Transparency in Media coverage - IE Editorial


Indian media needs remedial action, and needs it now. As evidence had poured in about how election reporting is widely up for sale (methodically exposed by The Hindu) and how articles and programming all too often do not carry disclosures on sponsorship (as detailed in two reports in The Sunday Express), the media have been forced to look harder at our own linty navel. It is perhaps no surprise that there exists a sophisticated persuasion industry, spanning politics, business, sport and entertainment, which aims to use the news media as brand battleground — to shine a politician’s image right before an election, sell a razor or provide publicity for a movie — and do it sneakily, pretending to be a straight piece of news.
There is an entire range of such insidious practices, from private treaties to advertisements in return for buying up newspapers and inflating circulation, besides more complex kinds of implication — impacting both the reportorial and editorial fronts. For too long, much of the mainstream media in India has gotten away with prissy exhortations to transparency, responsibility and ethics even as their own marketing departments are busy shilling. TV networks which never tire of meta commentary on the lines of the New Yorker cartoon — “Welcome to All About the Media, where members of the media discuss the role of the media in media coverage of the media” — have an even harder time living with themselves, as their sanctimony clashes with brand partnerships that make it hard to separate truth and marketing lies. It is public faith in the need for a free media that guarantees the freedom of the press and checks against interference by government. It is this faith — and therefore this freedom — which is at stake. To be fair, many newspapers and TV networks are now instituting a verifiable set of norms, but they need to be held to their word.
Sections of the media that are complicit in this selling might feel clever about the way it swells their coffers, but are oblivious to the way it imperils their very foundations — and devalues the very space they put on sale. At a time when media outlets are staving off the avalanche of amateur content and trying to convince the world how desperately it needs them — that journalism is a vital public trust, an essential for a full-throated democracy — this is exactly the kind of practice that punctures the grand talk.
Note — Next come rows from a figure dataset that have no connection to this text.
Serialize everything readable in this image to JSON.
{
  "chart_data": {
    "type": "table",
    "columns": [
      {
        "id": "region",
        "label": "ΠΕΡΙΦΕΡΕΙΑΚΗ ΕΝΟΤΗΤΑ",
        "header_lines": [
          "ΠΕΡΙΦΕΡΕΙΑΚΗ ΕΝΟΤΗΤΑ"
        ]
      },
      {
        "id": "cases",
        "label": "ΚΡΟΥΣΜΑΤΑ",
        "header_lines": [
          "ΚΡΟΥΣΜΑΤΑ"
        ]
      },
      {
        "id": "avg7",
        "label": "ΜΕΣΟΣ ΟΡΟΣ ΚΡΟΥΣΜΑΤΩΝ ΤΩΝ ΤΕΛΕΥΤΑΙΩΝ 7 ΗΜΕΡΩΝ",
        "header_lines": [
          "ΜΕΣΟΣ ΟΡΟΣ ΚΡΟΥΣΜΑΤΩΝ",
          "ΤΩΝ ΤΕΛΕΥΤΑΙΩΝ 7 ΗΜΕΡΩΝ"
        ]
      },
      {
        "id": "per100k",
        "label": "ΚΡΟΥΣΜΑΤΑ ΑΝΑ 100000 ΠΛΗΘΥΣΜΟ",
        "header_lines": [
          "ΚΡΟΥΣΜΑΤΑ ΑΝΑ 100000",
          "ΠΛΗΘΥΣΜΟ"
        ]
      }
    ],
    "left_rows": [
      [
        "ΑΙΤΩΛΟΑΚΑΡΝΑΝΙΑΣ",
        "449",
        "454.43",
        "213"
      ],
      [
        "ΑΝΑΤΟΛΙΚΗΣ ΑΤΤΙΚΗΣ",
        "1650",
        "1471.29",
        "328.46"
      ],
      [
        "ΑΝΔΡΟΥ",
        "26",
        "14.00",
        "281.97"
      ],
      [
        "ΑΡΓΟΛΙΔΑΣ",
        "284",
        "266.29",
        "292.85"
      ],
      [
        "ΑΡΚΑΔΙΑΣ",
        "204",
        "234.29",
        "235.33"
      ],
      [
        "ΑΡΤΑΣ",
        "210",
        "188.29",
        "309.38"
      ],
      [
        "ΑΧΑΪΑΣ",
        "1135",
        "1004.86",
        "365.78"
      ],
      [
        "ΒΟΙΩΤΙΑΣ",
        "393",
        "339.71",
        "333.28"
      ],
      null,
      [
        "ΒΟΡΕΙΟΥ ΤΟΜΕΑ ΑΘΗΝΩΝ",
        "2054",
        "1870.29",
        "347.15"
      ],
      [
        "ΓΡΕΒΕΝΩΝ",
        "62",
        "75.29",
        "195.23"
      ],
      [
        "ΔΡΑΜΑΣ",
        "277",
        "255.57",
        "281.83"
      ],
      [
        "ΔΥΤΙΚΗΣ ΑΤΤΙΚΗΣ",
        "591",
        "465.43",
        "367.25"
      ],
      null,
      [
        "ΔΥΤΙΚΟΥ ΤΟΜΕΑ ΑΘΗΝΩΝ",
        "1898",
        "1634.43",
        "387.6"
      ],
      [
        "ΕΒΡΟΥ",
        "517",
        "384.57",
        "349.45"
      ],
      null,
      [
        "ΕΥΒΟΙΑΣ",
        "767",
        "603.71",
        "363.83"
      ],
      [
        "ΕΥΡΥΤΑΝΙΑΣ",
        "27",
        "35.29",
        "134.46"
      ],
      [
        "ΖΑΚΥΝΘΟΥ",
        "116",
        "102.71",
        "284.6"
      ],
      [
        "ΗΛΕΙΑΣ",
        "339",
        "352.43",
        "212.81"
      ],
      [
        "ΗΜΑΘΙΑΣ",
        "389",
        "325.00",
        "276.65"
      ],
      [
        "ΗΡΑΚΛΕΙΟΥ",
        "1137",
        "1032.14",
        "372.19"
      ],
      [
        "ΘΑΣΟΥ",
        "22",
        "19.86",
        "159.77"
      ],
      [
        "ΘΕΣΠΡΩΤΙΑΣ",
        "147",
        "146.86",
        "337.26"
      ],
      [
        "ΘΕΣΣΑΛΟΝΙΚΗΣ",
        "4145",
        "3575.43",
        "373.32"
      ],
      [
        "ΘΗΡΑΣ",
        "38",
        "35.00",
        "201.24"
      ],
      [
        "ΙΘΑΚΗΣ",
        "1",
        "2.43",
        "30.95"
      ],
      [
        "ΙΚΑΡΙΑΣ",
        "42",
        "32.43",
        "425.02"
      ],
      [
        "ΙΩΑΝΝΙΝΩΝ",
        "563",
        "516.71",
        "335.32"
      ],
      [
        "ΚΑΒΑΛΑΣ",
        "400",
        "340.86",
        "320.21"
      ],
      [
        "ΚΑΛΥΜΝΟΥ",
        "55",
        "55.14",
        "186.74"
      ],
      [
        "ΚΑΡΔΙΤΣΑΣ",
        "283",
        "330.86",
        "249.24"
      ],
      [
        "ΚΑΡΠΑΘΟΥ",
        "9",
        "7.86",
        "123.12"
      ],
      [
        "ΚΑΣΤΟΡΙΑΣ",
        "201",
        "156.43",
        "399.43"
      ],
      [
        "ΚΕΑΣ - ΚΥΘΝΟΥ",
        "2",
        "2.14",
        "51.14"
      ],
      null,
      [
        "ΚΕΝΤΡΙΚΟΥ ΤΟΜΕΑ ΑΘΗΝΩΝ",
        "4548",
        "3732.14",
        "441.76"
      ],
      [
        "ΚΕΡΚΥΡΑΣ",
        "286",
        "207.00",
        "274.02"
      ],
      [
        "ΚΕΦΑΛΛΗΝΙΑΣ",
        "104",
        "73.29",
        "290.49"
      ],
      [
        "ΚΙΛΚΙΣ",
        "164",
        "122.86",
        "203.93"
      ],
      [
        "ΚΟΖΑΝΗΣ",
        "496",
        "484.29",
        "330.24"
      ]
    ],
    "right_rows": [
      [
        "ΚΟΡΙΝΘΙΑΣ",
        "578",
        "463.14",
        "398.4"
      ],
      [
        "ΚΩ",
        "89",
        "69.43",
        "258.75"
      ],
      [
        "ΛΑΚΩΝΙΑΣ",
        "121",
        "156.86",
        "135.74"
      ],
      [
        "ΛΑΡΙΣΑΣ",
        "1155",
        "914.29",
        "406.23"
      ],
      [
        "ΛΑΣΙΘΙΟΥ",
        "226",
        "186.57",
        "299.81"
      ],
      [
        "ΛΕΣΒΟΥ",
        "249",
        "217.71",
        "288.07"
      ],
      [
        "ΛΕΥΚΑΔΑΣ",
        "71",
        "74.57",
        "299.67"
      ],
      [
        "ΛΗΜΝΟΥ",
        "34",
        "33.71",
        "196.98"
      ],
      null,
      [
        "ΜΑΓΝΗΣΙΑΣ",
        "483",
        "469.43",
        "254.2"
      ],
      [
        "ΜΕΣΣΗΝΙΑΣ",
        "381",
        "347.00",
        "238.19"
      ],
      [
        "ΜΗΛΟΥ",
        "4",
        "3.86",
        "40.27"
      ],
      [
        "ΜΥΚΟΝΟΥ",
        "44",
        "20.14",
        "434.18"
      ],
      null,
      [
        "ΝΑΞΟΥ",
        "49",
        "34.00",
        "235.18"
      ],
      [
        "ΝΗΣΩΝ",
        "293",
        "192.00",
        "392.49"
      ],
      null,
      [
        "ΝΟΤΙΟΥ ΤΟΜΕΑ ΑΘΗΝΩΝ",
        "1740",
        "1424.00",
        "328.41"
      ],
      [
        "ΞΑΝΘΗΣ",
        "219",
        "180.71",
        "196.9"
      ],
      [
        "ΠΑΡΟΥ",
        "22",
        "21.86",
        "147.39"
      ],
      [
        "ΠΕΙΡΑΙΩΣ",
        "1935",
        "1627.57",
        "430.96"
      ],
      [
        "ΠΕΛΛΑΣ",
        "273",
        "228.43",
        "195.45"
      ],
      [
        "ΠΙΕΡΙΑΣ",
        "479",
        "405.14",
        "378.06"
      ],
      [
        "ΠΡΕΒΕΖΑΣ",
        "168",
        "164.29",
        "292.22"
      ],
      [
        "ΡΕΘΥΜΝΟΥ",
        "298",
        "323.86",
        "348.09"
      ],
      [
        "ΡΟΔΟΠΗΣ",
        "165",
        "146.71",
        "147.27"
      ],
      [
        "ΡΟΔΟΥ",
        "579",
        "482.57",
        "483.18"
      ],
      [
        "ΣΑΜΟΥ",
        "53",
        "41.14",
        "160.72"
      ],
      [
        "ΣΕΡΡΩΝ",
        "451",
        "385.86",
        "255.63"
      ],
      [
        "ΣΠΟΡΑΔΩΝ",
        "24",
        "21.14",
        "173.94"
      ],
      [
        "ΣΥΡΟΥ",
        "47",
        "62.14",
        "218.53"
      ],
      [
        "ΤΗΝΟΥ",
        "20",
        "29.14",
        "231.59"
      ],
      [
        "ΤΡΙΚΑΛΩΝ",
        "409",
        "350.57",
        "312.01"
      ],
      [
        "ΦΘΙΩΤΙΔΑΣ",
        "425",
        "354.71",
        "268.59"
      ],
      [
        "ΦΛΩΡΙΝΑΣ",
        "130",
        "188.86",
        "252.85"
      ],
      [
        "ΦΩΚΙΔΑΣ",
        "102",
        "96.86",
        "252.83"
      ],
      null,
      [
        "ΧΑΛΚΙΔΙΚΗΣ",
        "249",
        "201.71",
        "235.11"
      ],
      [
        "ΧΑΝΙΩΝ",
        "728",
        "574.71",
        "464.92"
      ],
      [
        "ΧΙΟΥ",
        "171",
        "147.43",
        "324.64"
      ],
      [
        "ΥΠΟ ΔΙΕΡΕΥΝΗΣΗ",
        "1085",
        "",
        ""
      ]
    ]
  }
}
The Indian media is so far insulated from the larger industry crisis, but one would think that in the interim, they would try and shore up a sense of professional credibility. It’s all we have.

1 comment:

Nothing Spectacular said...

The Times of India (and to some extent the Economic Times) is basically the father of this trend, and that is why I stopped reading both more than 3-4 years ago. They are the 'opium of the masses' that Karl Marx wanted and which are making us all hollow and superficial. Don't know much about HT, but the Mint is (so far) free of this poisonous influence.